This op ed appeared in the Houston Chronicle on February 24, 2021.
Opinion: Reliable water is a right, Houston don’t miss chance to make repairs for poorest
By Kristen Schlemmer
One lesson must not be lost as we move forward from this week’s intensely hard freeze: Infrastructure matters. When our water isn’t clean, or doesn’t flow at all, it wreaks havoc on every aspect of our lives. Over the last week, we went without showers, could not easily flush toilets and stood in long lines to replace dwindling drinking water supplies. For some, the pursuit of usable water became a full-time job.
As boil water notices are lifted, and we work to repair cracked pipes, for most of us, life will begin to return to normal (pandemic normal). But for many Houstonians, unreliable water and wastewater infrastructure is a way of life. Some of our neighbors across the city deal with toilet problems and dirty water on a regular basis — not just during intense storms.
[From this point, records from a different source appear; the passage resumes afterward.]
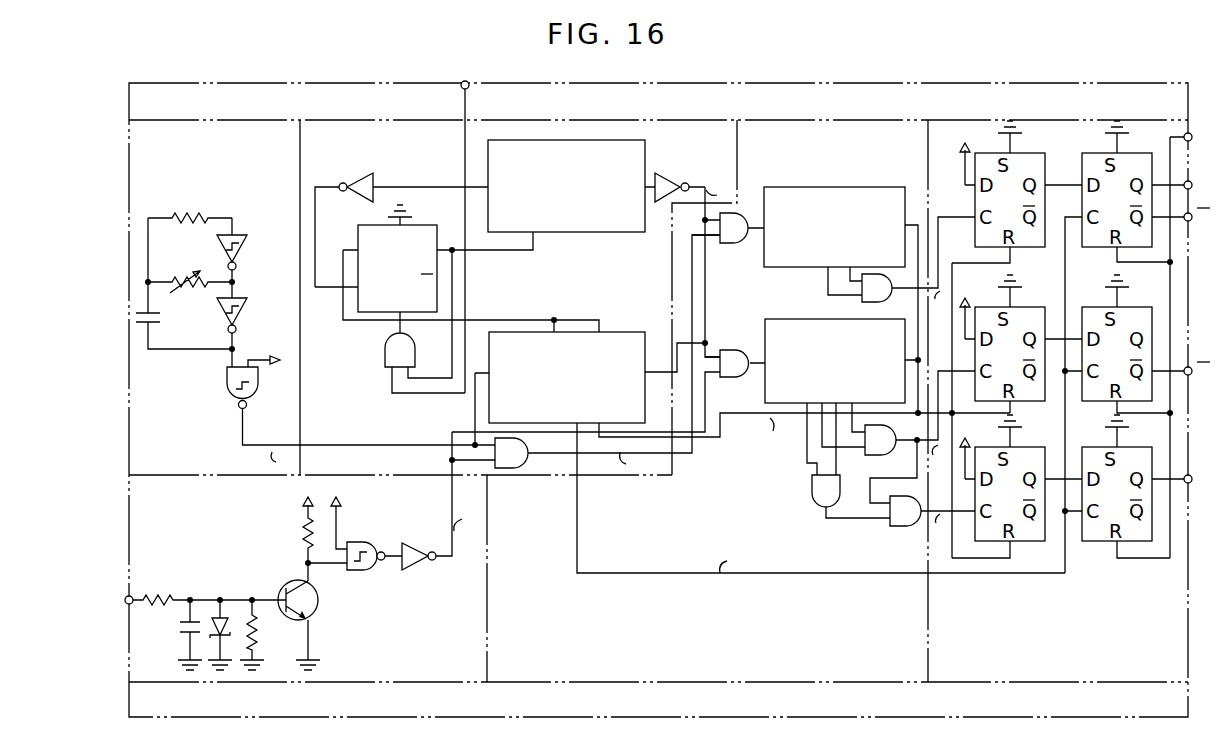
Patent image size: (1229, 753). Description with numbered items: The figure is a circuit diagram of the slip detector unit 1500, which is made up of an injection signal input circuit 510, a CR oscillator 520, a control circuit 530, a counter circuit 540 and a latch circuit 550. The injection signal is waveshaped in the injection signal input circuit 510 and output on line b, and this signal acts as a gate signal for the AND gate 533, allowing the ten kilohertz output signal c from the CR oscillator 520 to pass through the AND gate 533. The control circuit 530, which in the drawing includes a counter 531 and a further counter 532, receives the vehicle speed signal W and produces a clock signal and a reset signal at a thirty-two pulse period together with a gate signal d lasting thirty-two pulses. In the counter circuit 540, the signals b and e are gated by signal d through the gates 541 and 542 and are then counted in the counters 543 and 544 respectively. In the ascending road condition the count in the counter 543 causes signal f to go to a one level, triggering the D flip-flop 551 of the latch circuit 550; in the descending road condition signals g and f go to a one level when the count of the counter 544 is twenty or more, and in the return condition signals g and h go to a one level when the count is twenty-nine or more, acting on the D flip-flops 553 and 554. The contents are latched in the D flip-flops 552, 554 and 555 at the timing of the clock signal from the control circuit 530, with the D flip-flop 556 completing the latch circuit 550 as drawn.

The slip detector unit 1500 is at (1022, 83).
The injection signal input circuit 510 is at (347, 683).
The CR oscillator 520 is at (275, 117).
The control circuit 530 is at (562, 117).
The TC4040 counter 531 is at (587, 232).
The TC4017 counter 532 is at (621, 331).
The AND gate 533 is at (512, 468).
The counter circuit 540 is at (832, 117).
The AND gate 541 is at (750, 246).
The AND gate 542 is at (737, 350).
The counter 543 is at (840, 187).
The counter 544 is at (833, 319).
The latch circuit 550 is at (1043, 117).
The D flip-flop 551 is at (991, 152).
The D flip-flop 552 is at (1102, 152).
The D flip-flop 553 is at (986, 305).
The D flip-flop 554 is at (1103, 305).
The D flip-flop 555 is at (1027, 543).
The D flip-flop 556 is at (1103, 545).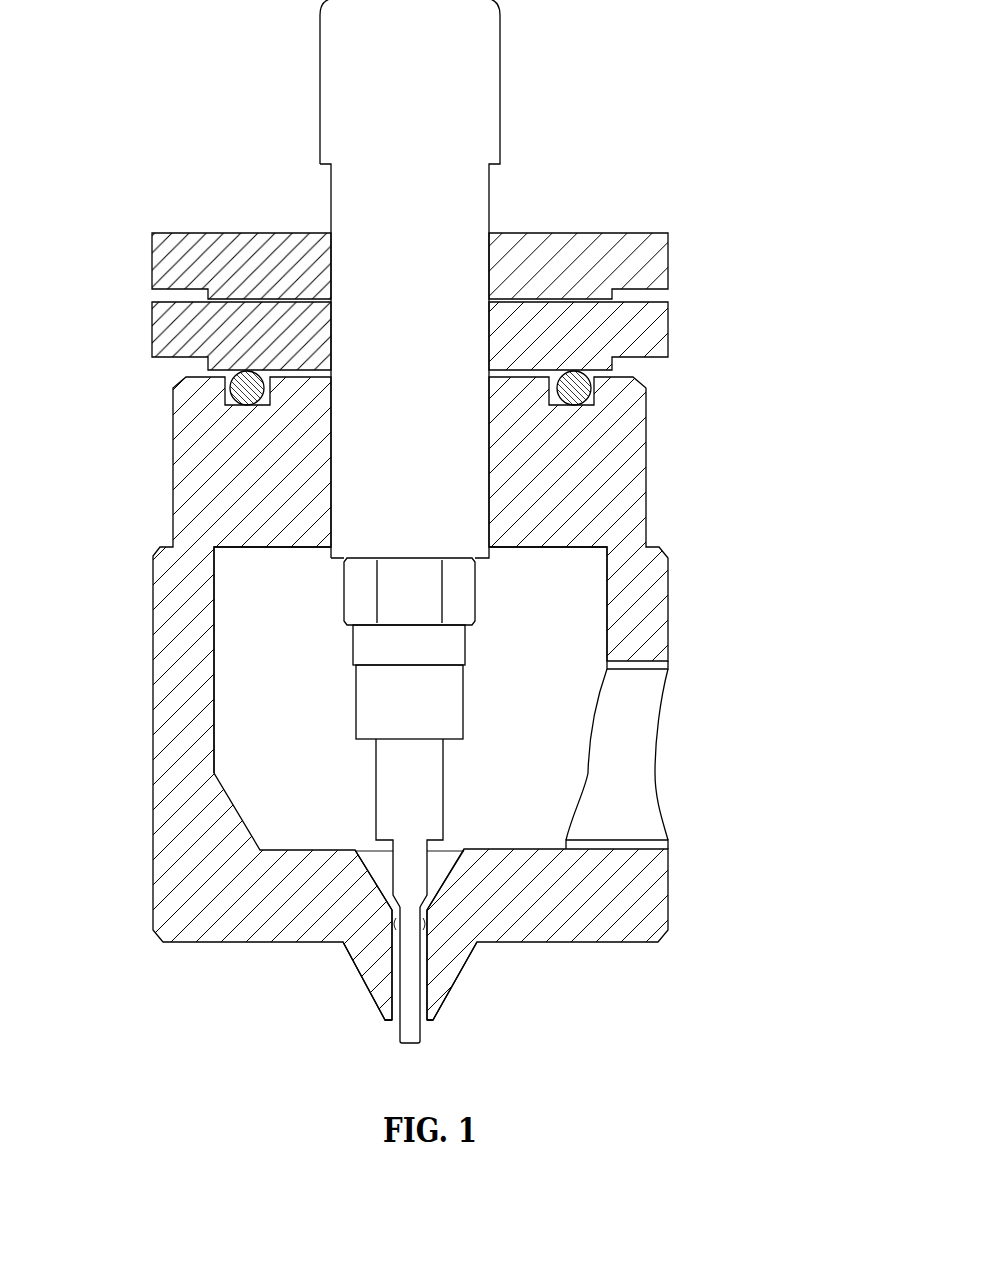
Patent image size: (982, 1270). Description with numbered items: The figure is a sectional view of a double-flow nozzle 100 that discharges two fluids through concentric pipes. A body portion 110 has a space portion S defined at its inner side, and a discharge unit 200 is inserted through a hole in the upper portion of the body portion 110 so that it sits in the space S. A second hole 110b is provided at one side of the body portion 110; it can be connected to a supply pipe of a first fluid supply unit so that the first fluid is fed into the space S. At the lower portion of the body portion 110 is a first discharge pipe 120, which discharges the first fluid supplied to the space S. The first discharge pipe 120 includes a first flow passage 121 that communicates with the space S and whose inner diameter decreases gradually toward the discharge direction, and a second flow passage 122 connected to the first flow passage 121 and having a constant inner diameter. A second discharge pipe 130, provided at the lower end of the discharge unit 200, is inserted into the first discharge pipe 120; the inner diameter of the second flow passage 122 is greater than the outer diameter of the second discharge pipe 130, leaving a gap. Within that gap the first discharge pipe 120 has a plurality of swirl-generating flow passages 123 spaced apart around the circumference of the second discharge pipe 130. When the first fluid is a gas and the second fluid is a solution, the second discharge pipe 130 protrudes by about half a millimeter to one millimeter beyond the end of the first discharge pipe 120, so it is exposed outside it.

The double-flow nozzle 100 is at (150, 73).
The discharge unit 200 is at (487, 120).
The body portion 110 is at (638, 477).
The second hole 110b is at (633, 763).
The space portion S is at (278, 632).
The first discharge pipe 120 is at (343, 948).
The first flow passage 121 is at (383, 866).
The second flow passage 122 is at (398, 992).
The swirl-generating flow passages 123 is at (423, 986).
The second discharge pipe 130 is at (415, 1034).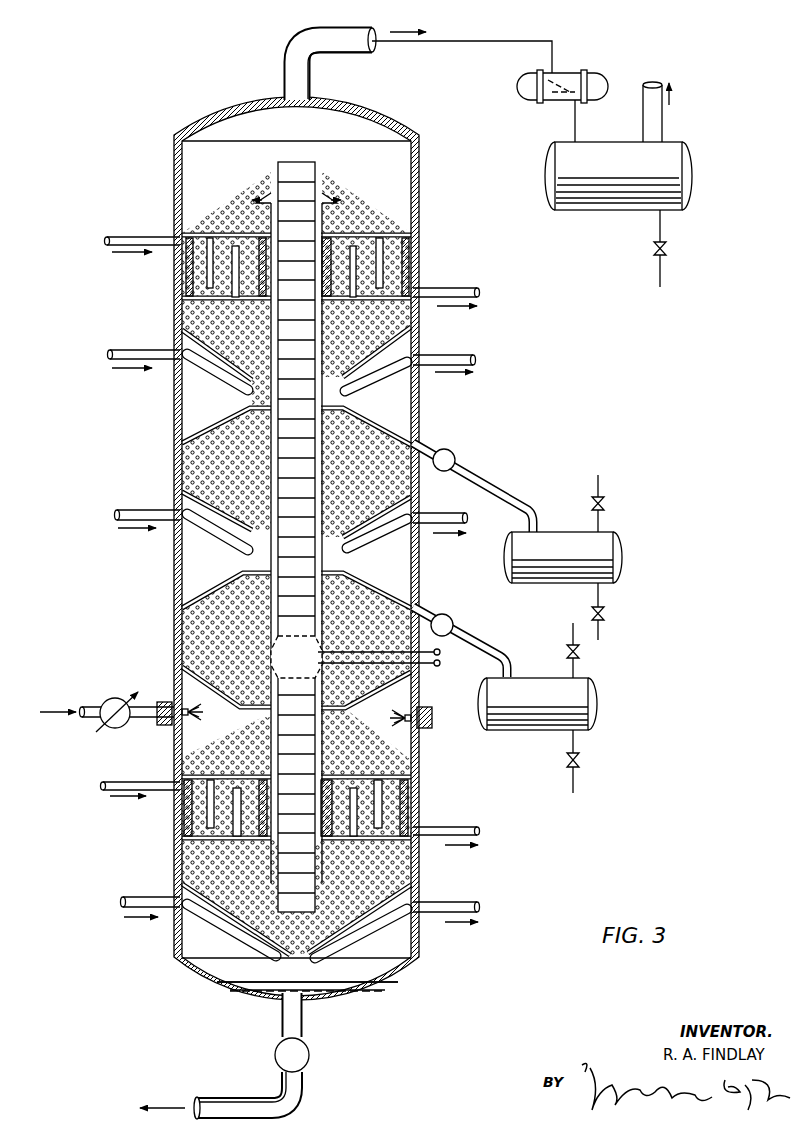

Sewage backs up into people’s homes and settles in the yards where children play. It creates a major health risk that no one should have to live with.
Houston is in a position to help these residents — but for years, it has taken the position that it won’t, simply because it doesn’t have to.
For over a decade, Houston has kept tabs on sewage backing up into our neighbors’ homes as part of its required reporting to regulators. These reports reflect the overall ailing state of the city’s wastewater system and document thousands more spills and millions of gallons of untreated sewage that have entered bayous where people canoe and fish and parks where kids play and people exercise all across the city for the last decade.
Only when threatened with a lawsuit under the Clean Water Act, the city claimed a fix, in the form of a legal settlement with regulators, was imminent. The city publicly promised the solution would include a project to replace defective sewer connections in a low-income area of the city most affected by sewage backups into their homes.
When the mayor and City Council voted to approve that settlement in the summer of 2019, they agreed to pay $4.4 million in fines and invest $2 billion in long-overdue infrastructure updates. But not a cent of this historic expenditure went toward the promised pipe-repair project to repair or replace the lines connecting homes and businesses to the city’s infrastructure. Instead, the settlement approved by the city left low-income residents to figure out their sewage problems on their own — or potentially face enforcement action. Although the city never explained why, the Trump administration’s whittling down of the use of a policy that made community-centered environmental projects a part of settlements possibly stood in their way.
As of this month, however, the new White House administration emphasized its support for community-centered projects and its commitment to undoing historical environmental harms to low-income communities, clearing the way for the city to deliver on its promise.
This means the city can help residents with sewer problems by working with the Department of Justice to redirect a portion of its $4.4 million penalty toward the pipe-repair project promised more than three years ago. Nothing in the legal settlement prevents the city and the new administration from working together to make this change. Reinstating this project now would also resolve one of the major objections raised by Bayou City Waterkeeper to the current settlement, clearing at least one obstacle to its approval by a local judge.
The time for the city to act is now. Once the settlement is approved, it will govern the city’s actions to fix its sewer system for the next 15 years. The city has a choice to make: Will it rest on a settlement negotiated with an administration that spent four years eliminating water protections and increasing threats to public health? Or, as residents across the city work to repair their pipes and increasingly look to the city for help, will the city prioritize clean, reliable water for all and deliver the program it promised nearly three years ago? The choice should be obvious.
Schlemmer is the legal director for Bayou City Waterkeeper, which uses law and science to push back against polluters and irresponsible developers, fill gaps in regulatory enforcement, and build local community power.